To travel 720 km, an Express train takes 6 hours more than the Duronto train. If, however, the speed of the Express train is doubled, it then takes 2 hours less than the Duronto train to cover the same 720 km. What is the speed of the Duronto train (in km/h)?

Introduction / Context:
This is a two-variable time and speed problem involving two trains, Express and Duronto, travelling the same fixed distance under different speed conditions. The Express train is slower initially, taking 6 hours more than Duronto, but when its speed is doubled, it becomes faster and arrives 2 hours earlier than Duronto. Using these comparative time statements, we can form equations and solve for the speed of the Duronto train. Such questions are very common in railway aptitude and competitive exams.

Given Data / Assumptions:
- Distance travelled by both trains = 720 km.
- Let the speed of Duronto be v_D km/h.
- Let the speed of Express initially be v_E km/h.
- Express initially takes 6 hours more than Duronto: time_E1 = time_D + 6.
- When Express speed is doubled to 2v_E, its time becomes 2 hours less than Duronto: time_E2 = time_D - 2.
- Both trains run at constant speeds on the same route.

Concept / Approach:
We first express the travel times in terms of the speeds and the fixed distance using time = distance / speed. For Duronto, time_D = 720 / v_D. For the Express train, time_E1 = 720 / v_E. Doubling the Express speed leads to a new time time_E2 = 720 / (2v_E). Using the two given relationships between these times, we obtain two equations. Solving these, we find time_D first and then compute v_D as distance divided by time_D.

Step-by-Step Solution:
Step 1: Let time_D = 720 / v_D and time_E1 = 720 / v_E.From the first condition: time_E1 = time_D + 6.So 720 / v_E = 720 / v_D + 6. (Equation 1)Step 2: When Express speed is doubled, its time is time_E2 = 720 / (2v_E) = (1/2) * (720 / v_E) = (1/2) * time_E1.Given that time_E2 = time_D - 2, so (1/2) * time_E1 = time_D - 2. (Equation 2)Step 3: Use Equation 1 to rewrite time_E1 in terms of time_D: time_E1 = time_D + 6.Substitute into Equation 2: (1/2) * (time_D + 6) = time_D - 2.Step 4: Solve for time_D:(time_D / 2) + 3 = time_D - 2.Rearrange: 3 + 2 = time_D - time_D / 2 ⇒ 5 = time_D / 2 ⇒ time_D = 10 hours.Step 5: Now find v_D using time_D = 720 / v_D.So v_D = 720 / time_D = 720 / 10 = 72 km/h.

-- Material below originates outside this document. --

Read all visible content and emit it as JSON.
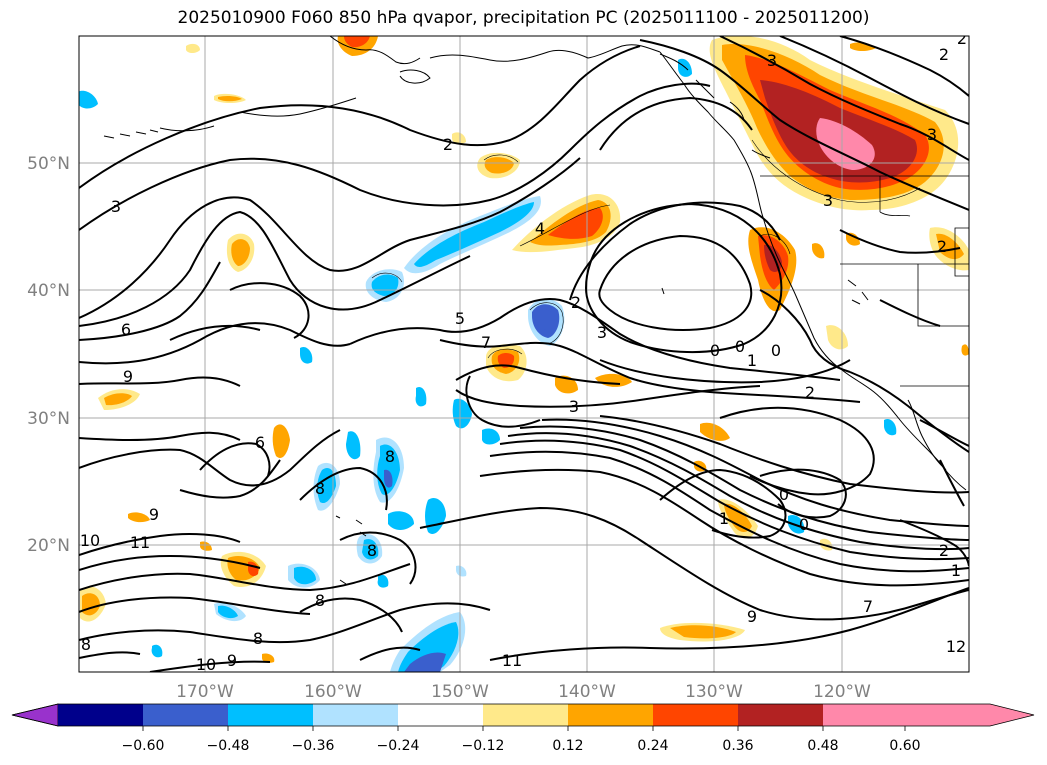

Verification / Alternative check:
With v_D = 72 km/h, time_D = 10 hours. From Equation 1, time_E1 = time_D + 6 = 16 hours, so v_E = 720 / 16 = 45 km/h. When Express speed is doubled to 90 km/h, its new time is time_E2 = 720 / 90 = 8 hours. Compare with Duronto: Duronto time = 10 hours. Indeed, 8 hours is 2 hours less than 10 hours, matching the second condition. Both conditions are satisfied, confirming v_D = 72 km/h is correct.

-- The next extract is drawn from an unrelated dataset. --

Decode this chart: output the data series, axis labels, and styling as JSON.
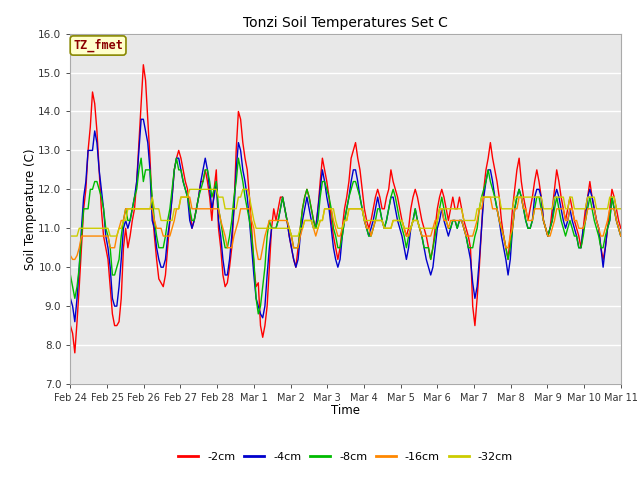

Why Other Options Are Wrong:
- A Duronto speed of 60 km/h would give time_D = 12 hours, which does not satisfy both relationships when you recompute Express times.
- Speeds such as 66 km/h or 78 km/h similarly fail either the “6 hours more” condition or the “2 hours less after doubling” condition.

Common Pitfalls:
Some candidates confuse which train is faster in each scenario and may swap the “more” and “less” conditions. Others try to guess speeds that “look nice” without forming proper equations, leading to inconsistent results. Carefully defining time_D and time_E1, translating the word statements literally into equations, and solving step by step is the most reliable method.

Final Answer:
The speed of the Duronto train is 72 km/h.